The Biden administration is set to hold an unusual auction next week to lease part of a drinking water reservoir in Corpus Christi, Texas, for oil and gas drilling, but environmentalists worry that further fracking in the area could allow contaminants to leak into drinking water.
The Bureau of Land Management, part of the Department of the Interior, will lease drilling rights to 6,971 acres in and around Choke Canyon Reservoir, Corpus Christi’s largest source of drinking water south of San Antonio. The leased wells are expected to produce more than 628,000 barrels of oil.
The lease sale will take place Aug. 15 in South Texas, a region in the midst of the Eagle Ford Shale oil and gas boom that also experiences widespread degradation of surface water quality, according to data from the Environmental Protection Agency.
The city of Corpus Christi and five environmental groups previously opposed the Trump-era lease sale of Choke Canyon Reservoir, citing potential water contamination threats to the city’s drinking water. The Trump administration has denied those concerns, saying there is no evidence that drilling would contaminate the city’s drinking water.
The Biden administration said it would move forward with the latest lease sale because fracking can be done safely and would have only a minimal impact because of the widespread oil and gas drilling around the lake and in the region.
“Oil and gas leasing and subsequent exploration and development are routine and ongoing activities in the region,” the BLM said in its conclusion of no significant environmental impacts.
However, according to data from the Environmental Protection Agency, the lake and its waters are contaminated under Section 303(d) of the Clean Water Act due to bacteria, algae and excessive salt, likely due to oil and gas development in the region, drought and other factors.
A BLM spokesperson said in an email that the agency has not received any formal protests about the 2024 lease sales.
However, prior to the environmental review of the lease sale, the BLM received five public comments, all of which expressed concerns about the impacts of oil and gas drilling on water quality, air quality, climate change and the environment. The BLM also received a request to halt the oil and gas lease sale. The BLM did not identify the people who commented in its environmental assessment.

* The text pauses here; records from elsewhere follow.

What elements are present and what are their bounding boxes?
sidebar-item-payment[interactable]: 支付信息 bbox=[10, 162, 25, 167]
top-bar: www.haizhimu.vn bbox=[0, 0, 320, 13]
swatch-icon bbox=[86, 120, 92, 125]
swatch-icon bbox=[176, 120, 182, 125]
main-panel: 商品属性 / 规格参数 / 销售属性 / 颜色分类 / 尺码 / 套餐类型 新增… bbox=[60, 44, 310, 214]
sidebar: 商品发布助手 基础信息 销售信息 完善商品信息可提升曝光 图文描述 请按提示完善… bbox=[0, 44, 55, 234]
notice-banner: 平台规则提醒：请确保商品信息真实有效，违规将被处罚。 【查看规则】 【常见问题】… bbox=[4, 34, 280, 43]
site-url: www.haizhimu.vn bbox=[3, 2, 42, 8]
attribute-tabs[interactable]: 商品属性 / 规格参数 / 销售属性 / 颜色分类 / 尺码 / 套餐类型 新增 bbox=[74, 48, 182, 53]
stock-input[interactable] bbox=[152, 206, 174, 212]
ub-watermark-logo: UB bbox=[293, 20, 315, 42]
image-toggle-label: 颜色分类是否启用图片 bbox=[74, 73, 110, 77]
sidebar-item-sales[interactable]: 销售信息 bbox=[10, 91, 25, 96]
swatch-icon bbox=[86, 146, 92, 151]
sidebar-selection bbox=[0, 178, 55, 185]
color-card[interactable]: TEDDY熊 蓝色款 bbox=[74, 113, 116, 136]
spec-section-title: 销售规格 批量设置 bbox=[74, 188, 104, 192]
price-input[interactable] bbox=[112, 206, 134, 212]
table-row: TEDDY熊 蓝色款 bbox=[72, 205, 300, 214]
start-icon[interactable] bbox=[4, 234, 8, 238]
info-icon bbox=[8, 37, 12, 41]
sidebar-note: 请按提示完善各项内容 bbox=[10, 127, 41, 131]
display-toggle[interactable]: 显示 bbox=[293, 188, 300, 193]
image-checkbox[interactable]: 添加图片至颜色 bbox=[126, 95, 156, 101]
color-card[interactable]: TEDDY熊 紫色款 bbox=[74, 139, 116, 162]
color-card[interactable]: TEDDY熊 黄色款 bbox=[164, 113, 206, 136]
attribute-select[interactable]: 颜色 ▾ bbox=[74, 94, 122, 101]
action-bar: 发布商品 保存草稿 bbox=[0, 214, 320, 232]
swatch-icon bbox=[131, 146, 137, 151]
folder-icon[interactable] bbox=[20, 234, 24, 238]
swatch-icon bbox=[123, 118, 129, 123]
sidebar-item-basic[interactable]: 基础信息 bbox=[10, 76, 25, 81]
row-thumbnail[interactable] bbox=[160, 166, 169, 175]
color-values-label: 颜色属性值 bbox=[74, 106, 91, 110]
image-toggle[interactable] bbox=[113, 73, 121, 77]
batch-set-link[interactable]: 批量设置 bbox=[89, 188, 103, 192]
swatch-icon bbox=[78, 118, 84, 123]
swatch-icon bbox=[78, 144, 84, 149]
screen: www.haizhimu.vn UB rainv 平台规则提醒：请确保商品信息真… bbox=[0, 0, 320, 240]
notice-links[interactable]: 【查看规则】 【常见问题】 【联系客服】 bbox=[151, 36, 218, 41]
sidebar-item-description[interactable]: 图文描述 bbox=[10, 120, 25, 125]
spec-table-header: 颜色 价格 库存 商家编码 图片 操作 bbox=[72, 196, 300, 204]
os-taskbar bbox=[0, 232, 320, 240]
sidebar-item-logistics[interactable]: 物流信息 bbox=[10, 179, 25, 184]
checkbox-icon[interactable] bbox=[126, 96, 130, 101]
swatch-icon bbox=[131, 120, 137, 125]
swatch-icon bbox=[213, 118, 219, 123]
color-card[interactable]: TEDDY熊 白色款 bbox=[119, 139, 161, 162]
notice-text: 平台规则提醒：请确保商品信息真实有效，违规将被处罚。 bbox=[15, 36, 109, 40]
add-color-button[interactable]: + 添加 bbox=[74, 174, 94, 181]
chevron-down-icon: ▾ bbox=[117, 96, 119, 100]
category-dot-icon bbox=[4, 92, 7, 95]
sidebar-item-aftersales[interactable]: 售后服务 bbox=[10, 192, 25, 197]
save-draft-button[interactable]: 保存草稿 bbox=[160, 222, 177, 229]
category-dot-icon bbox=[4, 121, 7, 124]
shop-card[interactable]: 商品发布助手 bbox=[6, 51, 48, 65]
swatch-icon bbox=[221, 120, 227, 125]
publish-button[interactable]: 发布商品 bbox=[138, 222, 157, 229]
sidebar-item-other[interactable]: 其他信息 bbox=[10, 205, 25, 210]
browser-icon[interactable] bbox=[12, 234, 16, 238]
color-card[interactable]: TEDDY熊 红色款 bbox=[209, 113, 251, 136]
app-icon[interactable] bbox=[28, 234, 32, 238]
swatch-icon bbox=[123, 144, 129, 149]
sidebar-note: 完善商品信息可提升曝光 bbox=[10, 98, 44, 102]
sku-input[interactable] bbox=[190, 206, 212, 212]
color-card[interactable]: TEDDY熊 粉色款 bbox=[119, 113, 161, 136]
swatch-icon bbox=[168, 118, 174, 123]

The Center for Biological Diversity, which led the group protesting the 2017 auction, did not comment or protest the lease sale because the group learned about it too late to do so before the BLM’s June 12 protest deadline, said Wendy Park, a senior attorney with the Center for Biological Diversity.
“They don’t notify parties who may be affected by the lease sales,” she said. “The BLM has very little land in Texas.” And in Texas, where most onshore oil and gas is managed by the state, few groups are willing to pay attention to the BLM’s leasing activities.
“Loss of public trust”
Corpus Christi officials strongly opposed leasing the reservoir in 2017 and urged the BLM to withdraw the lake leasing proposal.
In a 2017 protest letter, then-Mayor Margie Rose said the city was concerned that the parcels being auctioned, like this year’s lease sale, were within or adjacent to the city’s drinking water supply, even though Choke Canyon Reservoir is surrounded by oil and gas activity.
“The City is concerned that the proposed leases pose a high risk to the safety of the water quality in each reservoir,” the city wrote. “If a water quality incident were to occur as a result of the proposed lease agreements, the City will pursue all available remedies, but these will not be sufficient to compensate for the millions of dollars in lost economic benefits and loss of public trust.”
The BLM responded to the city’s concerns by saying Corpus Christi officials could not substantiate the city’s concerns and that oil and gas companies are not allowed to disturb the surface of leased land because they drill from far away. A similar provision is set to be imposed on new leases this year.
Rhodes, who has since left Corpus Christi city government, did not respond to a request for comment.
The city did not protest the Aug. 15 lease sale, but Corpus Christi Water Department officials are monitoring oil and gas activity around the reservoir today, Corpus Christi Water Department spokeswoman Judy LaPointe said.
She declined to comment on the city’s current position on leasing the reservoir or what has changed since 2017.
The Bureau of Reclamation agreed to lease sections of the reservoir as long as drilling could be done from surrounding non-federal lands and drilling companies could prove their work would “not have any potential impacts” on Choke Canyon Reservoir, said agency spokesman Sterling Reck.
Sacrifice Zone
Environmental groups argue the Biden administration is contributing to the environmental impacts of drilling in Texas, a state with little federally controlled land or minerals.
Park, of the Center for Biological Diversity, said the BLM has “ignored” concerns about water quality in areas that are sacrifice zones for oil and gas drillers.
He said fracking could allow abandoned oil wells in the area to leak hydrocarbons into the reservoir.
“The cumulative risk increases with each additional well that is drilled,” said Luke Metzger, executive director of Environment Texas, one of five groups that protested the 2017 lease sale.
Oil and gas leases on Bureau of Reclamation lands are rare: In the past decade, the agency has signed just 12 leases on lands in its jurisdiction, which covers Texas, New Mexico and Oklahoma, 11 of which are in Texas, said David Howell, a bureau spokesman.